Nein, es ist nicht meine Absicht, den zahlreichen Argumenten für und gegen „Lockdown“ weitere hinzuzufügen oder gegen sie anzuschreiben. Bei Juristen ist die Formel altbekannt: zwei Juristen, drei Meinungen. In diesen Zeiten wurde klar: drei Mediziner, fünf Meinungen. Im ORF gestern Abend schloss der Moderator der Sendung Zeit im Bild die neueste Nachrichtenlage zur Coronapolitik nach den Expertenmeinungen und Forderungen von Unternehmern und Gewerkschaftern wieder einmal mit dem Satz, „aber das ist eine politische Entscheidung.“
Nichts ist wahrer als das. Denn ob und wieviele Leben eingesperrt werden und wieviel Gesellschaft und Wirtschaft stillgelegt, entscheiden keine Mediziner und andere Experten, sondern Berufspolitiker. Und diese treffen ihre Entscheidungen nach allen möglichen Kriterien, nur nicht nach wissenschaftlichen oder objektiven. Dem Berufspolitiker ist das Wichtigste, sich gegenüber seinen Konkurrenten – vor allem in der eigenen Partei – keine Blöße zu geben. Wie er das erkennen kann? Das sagen ihm die tonangebenden Massenmedien. Aber zurück zur Coronapolitik.

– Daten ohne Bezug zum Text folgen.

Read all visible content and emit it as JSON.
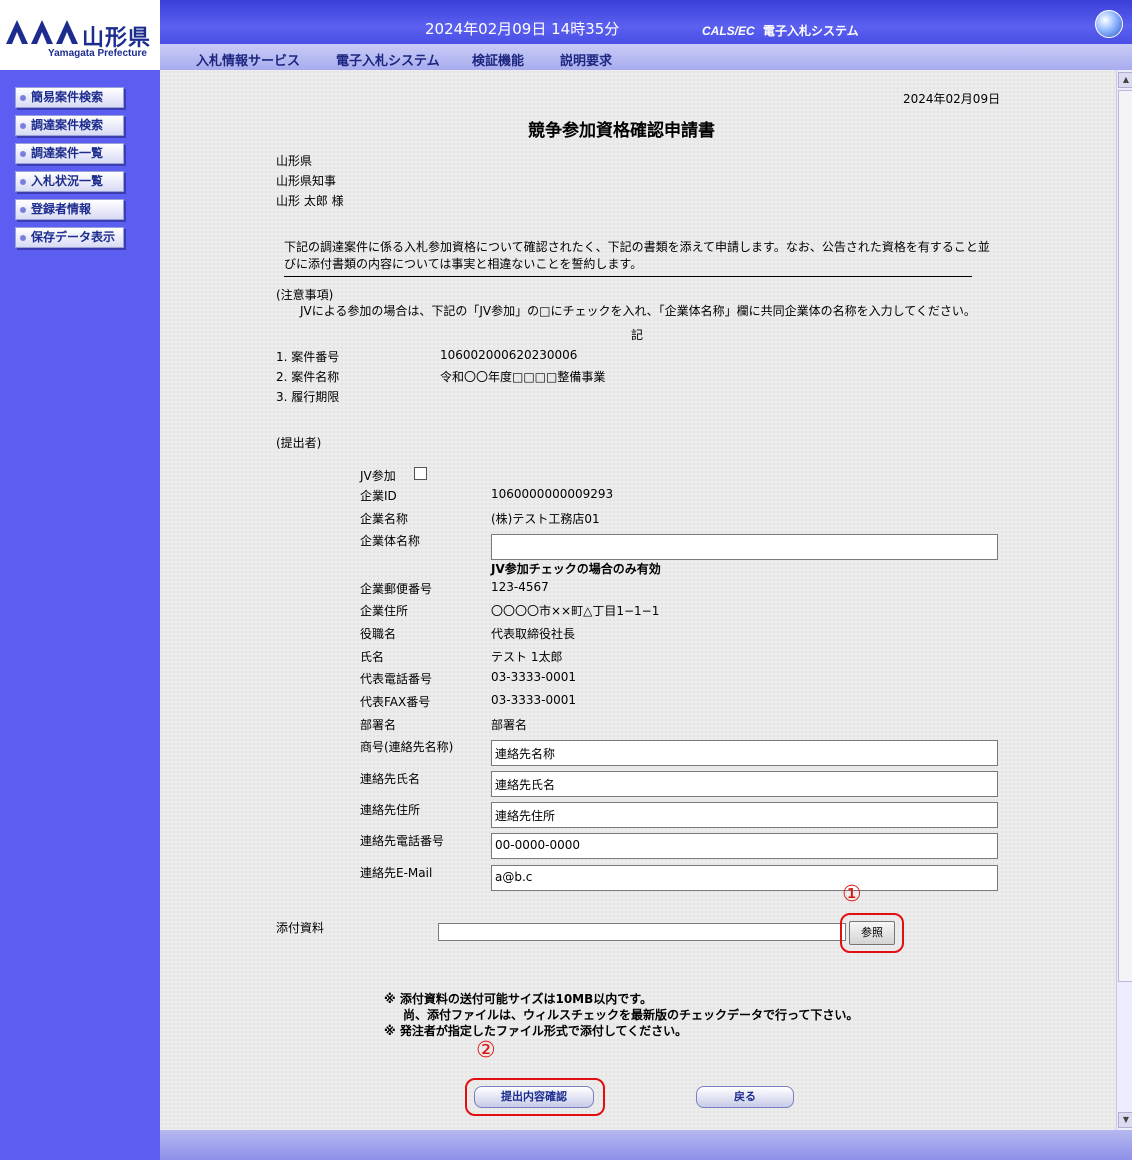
{
  "header": {
    "logo_text": "山形県",
    "logo_subtext": "Yamagata Prefecture",
    "datetime": "2024年02月09日  14時35分",
    "system_title_prefix": "CALS/EC",
    "system_title": "電子入札システム",
    "globe_icon": "globe-icon"
  },
  "menu": [
    "入札情報サービス",
    "電子入札システム",
    "検証機能",
    "説明要求"
  ],
  "sidebar": [
    "簡易案件検索",
    "調達案件検索",
    "調達案件一覧",
    "入札状況一覧",
    "登録者情報",
    "保存データ表示"
  ],
  "form": {
    "date": "2024年02月09日",
    "title": "競争参加資格確認申請書",
    "recipient": [
      "山形県",
      "山形県知事",
      "山形  太郎  様"
    ],
    "intro_line1": "下記の調達案件に係る入札参加資格について確認されたく、下記の書類を添えて申請します。なお、公告された資格を有すること並",
    "intro_line2": "びに添付書類の内容については事実と相違ないことを誓約します。",
    "notes_heading": "(注意事項)",
    "notes_text": "JVによる参加の場合は、下記の「JV参加」の□にチェックを入れ、「企業体名称」欄に共同企業体の名称を入力してください。",
    "ki": "記",
    "case_items": [
      {
        "label": "1. 案件番号",
        "value": "106002000620230006"
      },
      {
        "label": "2. 案件名称",
        "value": "令和〇〇年度□□□□整備事業"
      },
      {
        "label": "3. 履行期限",
        "value": ""
      }
    ],
    "submitter_heading": "(提出者)",
    "jv_label": "JV参加",
    "company_id_label": "企業ID",
    "company_id": "1060000000009293",
    "company_name_label": "企業名称",
    "company_name": "(株)テスト工務店01",
    "consortium_label": "企業体名称",
    "consortium_value": "",
    "consortium_note": "JV参加チェックの場合のみ有効",
    "postal_label": "企業郵便番号",
    "postal": "123-4567",
    "address_label": "企業住所",
    "address": "〇〇〇〇市××町△丁目1−1−1",
    "position_label": "役職名",
    "position": "代表取締役社長",
    "name_label": "氏名",
    "name": "テスト  1太郎",
    "phone_label": "代表電話番号",
    "phone": "03-3333-0001",
    "fax_label": "代表FAX番号",
    "fax": "03-3333-0001",
    "dept_label": "部署名",
    "dept": "部署名",
    "contact_company_label": "商号(連絡先名称)",
    "contact_company": "連絡先名称",
    "contact_name_label": "連絡先氏名",
    "contact_name": "連絡先氏名",
    "contact_address_label": "連絡先住所",
    "contact_address": "連絡先住所",
    "contact_phone_label": "連絡先電話番号",
    "contact_phone": "00-0000-0000",
    "contact_email_label": "連絡先E-Mail",
    "contact_email": "a@b.c",
    "attachment_label": "添付資料",
    "attachment_value": "",
    "browse_button": "参照",
    "notice1": "※ 添付資料の送付可能サイズは10MB以内です。",
    "notice2": "尚、添付ファイルは、ウィルスチェックを最新版のチェックデータで行って下さい。",
    "notice3": "※ 発注者が指定したファイル形式で添付してください。",
    "submit_button": "提出内容確認",
    "back_button": "戻る"
  },
  "annotations": {
    "marker1": "①",
    "marker2": "②"
  },
  "colors": {
    "sidebar": "#5b5ef0",
    "topbar": "#4a4fe6",
    "annotation": "#e01010"
  }
}
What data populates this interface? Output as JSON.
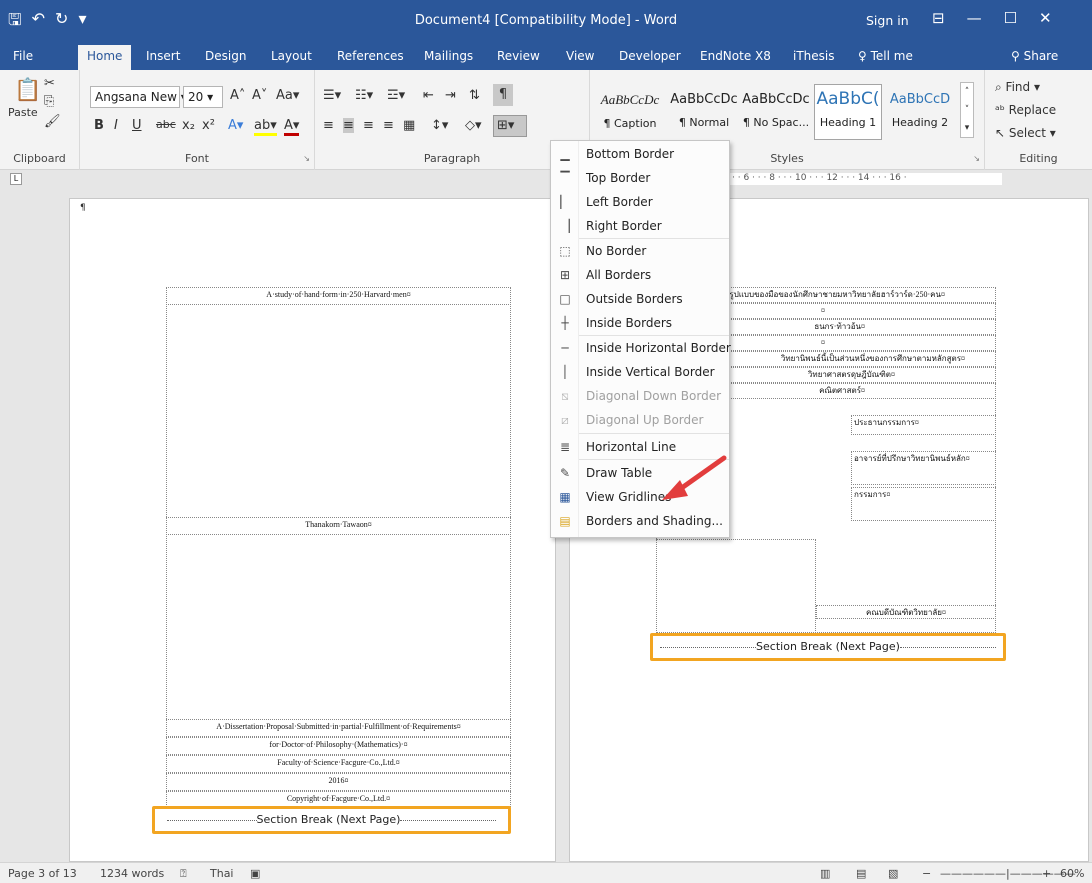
{
  "app": {
    "title": "Document4 [Compatibility Mode] - Word",
    "sign_in": "Sign in",
    "qat": {
      "save_icon": "save-icon",
      "undo_icon": "undo-icon",
      "redo_icon": "redo-icon"
    }
  },
  "tabs": [
    "File",
    "Home",
    "Insert",
    "Design",
    "Layout",
    "References",
    "Mailings",
    "Review",
    "View",
    "Developer",
    "EndNote X8",
    "iThesis",
    "Tell me"
  ],
  "share": "Share",
  "ribbon": {
    "clipboard": {
      "label": "Clipboard",
      "paste": "Paste"
    },
    "font": {
      "label": "Font",
      "family": "Angsana New",
      "size": "20"
    },
    "paragraph": {
      "label": "Paragraph"
    },
    "styles": {
      "label": "Styles",
      "items": [
        {
          "preview": "AaBbCcDc",
          "name": "¶ Caption"
        },
        {
          "preview": "AaBbCcDc",
          "name": "¶ Normal"
        },
        {
          "preview": "AaBbCcDc",
          "name": "¶ No Spac..."
        },
        {
          "preview": "AaBbC(",
          "name": "Heading 1"
        },
        {
          "preview": "AaBbCcD",
          "name": "Heading 2"
        }
      ]
    },
    "editing": {
      "label": "Editing",
      "find": "Find",
      "replace": "Replace",
      "select": "Select"
    }
  },
  "ruler": {
    "text": "· 4 · · · 6 · · · 8 · · · 10 · · · 12 · · · 14 · · · 16 ·"
  },
  "page1": {
    "title": "A·study·of·hand·form·in·250·Harvard·men¤",
    "author": "Thanakorn·Tawaon¤",
    "proposal": "A·Dissertation·Proposal·Submitted·in·partial·Fulfillment·of·Requirements¤",
    "degree": "for·Doctor·of·Philosophy·(Mathematics)·¤",
    "faculty": "Faculty·of·Science·Facgure·Co.,Ltd.¤",
    "year": "2016¤",
    "copyright": "Copyright·of·Facgure·Co.,Ltd.¤",
    "section_break": "Section Break (Next Page)"
  },
  "page2": {
    "rows": [
      "ลักษณะรูปแบบของมือของนักศึกษาชายมหาวิทยาลัยฮาร์วาร์ด·250·คน¤",
      "¤",
      "ธนกร·ท้าวอ้น¤",
      "¤",
      "วิทยานิพนธ์นี้เป็นส่วนหนึ่งของการศึกษาตามหลักสูตร¤",
      "วิทยาศาสตรดุษฎีบัณฑิต¤",
      "คณิตศาสตร์¤"
    ],
    "chair": "ประธานกรรมการ¤",
    "advisor": "อาจารย์ที่ปรึกษาวิทยานิพนธ์หลัก¤",
    "committee": "กรรมการ¤",
    "date_note": "คณบดีบัณฑิตวิทยาลัย¤",
    "section_break": "Section Break (Next Page)"
  },
  "border_menu": {
    "items": [
      {
        "label": "Bottom Border",
        "icon": "bottom-border-icon",
        "disabled": false
      },
      {
        "label": "Top Border",
        "icon": "top-border-icon",
        "disabled": false
      },
      {
        "label": "Left Border",
        "icon": "left-border-icon",
        "disabled": false
      },
      {
        "label": "Right Border",
        "icon": "right-border-icon",
        "disabled": false
      },
      {
        "label": "No Border",
        "icon": "no-border-icon",
        "disabled": false
      },
      {
        "label": "All Borders",
        "icon": "all-borders-icon",
        "disabled": false
      },
      {
        "label": "Outside Borders",
        "icon": "outside-borders-icon",
        "disabled": false
      },
      {
        "label": "Inside Borders",
        "icon": "inside-borders-icon",
        "disabled": false
      },
      {
        "label": "Inside Horizontal Border",
        "icon": "inside-horizontal-border-icon",
        "disabled": false
      },
      {
        "label": "Inside Vertical Border",
        "icon": "inside-vertical-border-icon",
        "disabled": false
      },
      {
        "label": "Diagonal Down Border",
        "icon": "diagonal-down-border-icon",
        "disabled": true
      },
      {
        "label": "Diagonal Up Border",
        "icon": "diagonal-up-border-icon",
        "disabled": true
      },
      {
        "label": "Horizontal Line",
        "icon": "horizontal-line-icon",
        "disabled": false
      },
      {
        "label": "Draw Table",
        "icon": "draw-table-icon",
        "disabled": false
      },
      {
        "label": "View Gridlines",
        "icon": "view-gridlines-icon",
        "disabled": false
      },
      {
        "label": "Borders and Shading...",
        "icon": "borders-and-shading-icon",
        "disabled": false
      }
    ]
  },
  "status": {
    "page": "Page 3 of 13",
    "words": "1234 words",
    "language": "Thai",
    "zoom": "60%"
  },
  "colors": {
    "accent": "#2b579a",
    "highlight": "#f2a521",
    "arrow": "#e23d3d"
  }
}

Ich stelle mir gerade vor, was Berufspolitiker tun wollen, wenn sich dieses Bild auch nach Monaten des ganzen oder halben Durch-Impfens der Bürger in ihren Ländern nicht ändert. Noch mehr Impfen?
Meine These ist sehr einfach: Irgendwann geben sie es mit irgendwelchen Begründungen auf, wenn zunehmend ganz offen niemand von den Massen mehr mitmacht, die bis dahin verdeckt nicht mitgemacht, sondern nur so getan und geredet haben, als täten sie es. Beim „Lockdown“ ist es nämlich wie beim Mülltrennen. Die am lautesten dafür sind, überlassen das Tun den anderen.
Wenn der „Lockdown“ vorbei ist, weil er sich totgelaufen hat, werden die Opfer und Folgen dessen bilanziert, was „Lockdown“ hieß und ein Knockdown war. Wer dafür bezahlen muss, ist schwer vorherzusagen – mit einer Ausnahme: Die Bürger zahlen jede Rechnung und vor allem immer das, was sie gar nicht bestellt – aber viel zu lange hingenommen haben.
Ganz egoistisch darf ich sagen: Damit, dass ich nach allem, was ich von 1960 bis 2000 politisch schon gesehen habe, noch einmal derartige Augenöffner erleben darf, hatte ich nicht gerechnet. Doch wie meine Großmutter immer sagte: Der Mensch denkt, Gott lenkt.